# Firewire Mac OSX not mounting Firewire Mac OSX not mounting



## musicmaz (Mar 7, 2005)

Have had this OtherWorld Computing (Oxford Semiconductor) 120GB external drive for over 2 years - love it. While transferring data from G4 with OSX, the system hung and had to be rebooted. Firewire is no longer mounting - on any computer! All data appears to be there (via scan with Data Rescue) but when using Disk Utilities it would not verify due to a " The underlying task reported failure on exit (-9972)" volume check failure.

What next? How do I get this drive to be readable?


----------



## MSY-Houston (Dec 5, 2004)

musicmaz said:


> Have had this OtherWorld Computing (Oxford Semiconductor) 120GB external drive for over 2 years - love it. While transferring data from G4 with OSX, the system hung and had to be rebooted. Firewire is no longer mounting - on any computer! All data appears to be there (via scan with Data Rescue) but when using Disk Utilities it would not verify due to a " The underlying task reported failure on exit (-9972)" volume check failure.
> 
> What next?

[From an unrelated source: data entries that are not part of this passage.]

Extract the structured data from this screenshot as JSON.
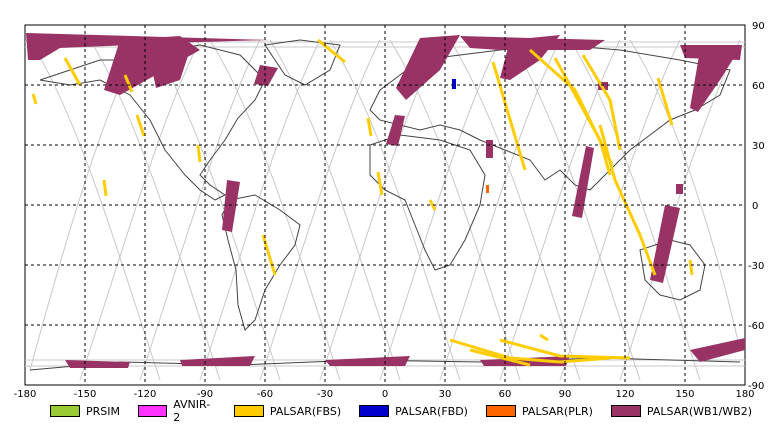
{
  "map": {
    "x_ticks": [
      "-180",
      "-150",
      "-120",
      "-90",
      "-60",
      "-30",
      "0",
      "30",
      "60",
      "90",
      "120",
      "150",
      "180"
    ],
    "y_ticks": [
      "90",
      "60",
      "30",
      "0",
      "-30",
      "-60",
      "-90"
    ],
    "colors": {
      "background": "#ffffff",
      "grid": "#000000",
      "coast": "#444444",
      "orbit": "#bdbdbd"
    }
  },
  "legend": [
    {
      "label": "PRSIM",
      "color": "#99cc33"
    },
    {
      "label": "AVNIR-2",
      "color": "#ff33ff"
    },
    {
      "label": "PALSAR(FBS)",
      "color": "#ffcc00"
    },
    {
      "label": "PALSAR(FBD)",
      "color": "#0000cc"
    },
    {
      "label": "PALSAR(PLR)",
      "color": "#ff6600"
    },
    {
      "label": "PALSAR(WB1/WB2)",
      "color": "#993366"
    }
  ]
}
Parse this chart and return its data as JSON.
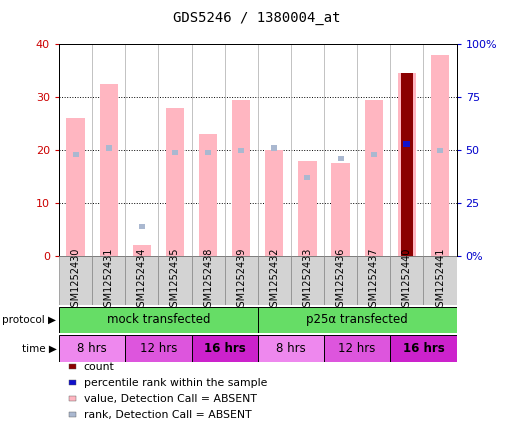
{
  "title": "GDS5246 / 1380004_at",
  "samples": [
    "GSM1252430",
    "GSM1252431",
    "GSM1252434",
    "GSM1252435",
    "GSM1252438",
    "GSM1252439",
    "GSM1252432",
    "GSM1252433",
    "GSM1252436",
    "GSM1252437",
    "GSM1252440",
    "GSM1252441"
  ],
  "value_absent": [
    26,
    32.5,
    2.0,
    28,
    23,
    29.5,
    20,
    18,
    17.5,
    29.5,
    34.5,
    38
  ],
  "rank_absent_pct": [
    48,
    51,
    null,
    49,
    49,
    50,
    51,
    37,
    46,
    48,
    null,
    50
  ],
  "rank_absent_blue_pct": [
    null,
    null,
    14,
    null,
    null,
    null,
    null,
    null,
    null,
    null,
    null,
    null
  ],
  "count_red": [
    null,
    null,
    null,
    null,
    null,
    null,
    null,
    null,
    null,
    null,
    34.5,
    null
  ],
  "rank_blue_special_pct": [
    null,
    null,
    null,
    null,
    null,
    null,
    null,
    null,
    null,
    null,
    53,
    null
  ],
  "ylim_left": [
    0,
    40
  ],
  "ylim_right": [
    0,
    100
  ],
  "left_ticks": [
    0,
    10,
    20,
    30,
    40
  ],
  "right_ticks": [
    0,
    25,
    50,
    75,
    100
  ],
  "right_tick_labels": [
    "0%",
    "25",
    "50",
    "75",
    "100%"
  ],
  "value_absent_color": "#ffb6c1",
  "rank_absent_color": "#aab8d0",
  "count_color": "#8B0000",
  "rank_blue_color": "#1111cc",
  "bg_color": "#ffffff",
  "grid_color": "#000000",
  "label_fontsize": 7.0,
  "title_fontsize": 10,
  "axis_label_color_left": "#cc0000",
  "axis_label_color_right": "#0000cc",
  "legend_items": [
    {
      "label": "count",
      "color": "#8B0000"
    },
    {
      "label": "percentile rank within the sample",
      "color": "#1111cc"
    },
    {
      "label": "value, Detection Call = ABSENT",
      "color": "#ffb6c1"
    },
    {
      "label": "rank, Detection Call = ABSENT",
      "color": "#aab8d0"
    }
  ],
  "protocol_groups": [
    {
      "label": "mock transfected",
      "start": 0,
      "end": 6,
      "color": "#66dd66"
    },
    {
      "label": "p25α transfected",
      "start": 6,
      "end": 12,
      "color": "#66dd66"
    }
  ],
  "time_groups": [
    {
      "label": "8 hrs",
      "start": 0,
      "end": 2,
      "bold": false
    },
    {
      "label": "12 hrs",
      "start": 2,
      "end": 4,
      "bold": false
    },
    {
      "label": "16 hrs",
      "start": 4,
      "end": 6,
      "bold": true
    },
    {
      "label": "8 hrs",
      "start": 6,
      "end": 8,
      "bold": false
    },
    {
      "label": "12 hrs",
      "start": 8,
      "end": 10,
      "bold": false
    },
    {
      "label": "16 hrs",
      "start": 10,
      "end": 12,
      "bold": true
    }
  ],
  "time_colors": {
    "8 hrs_0": "#ee88ee",
    "12 hrs_2": "#dd55dd",
    "16 hrs_4": "#cc22cc",
    "8 hrs_6": "#ee88ee",
    "12 hrs_8": "#dd55dd",
    "16 hrs_10": "#cc22cc"
  }
}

How do I get this drive to be readable?


If you haven't tried this, turn off the computer, unplug everything, including peripherals from each other and from the power source. Replug everything in and Restart.

If that doesn't work, Restart while holding down the P+R+Option+Command/Apple keys. This should zap the PRAM. Sometimes this will work, sometimes it won't.

Good luck.

Houston


----------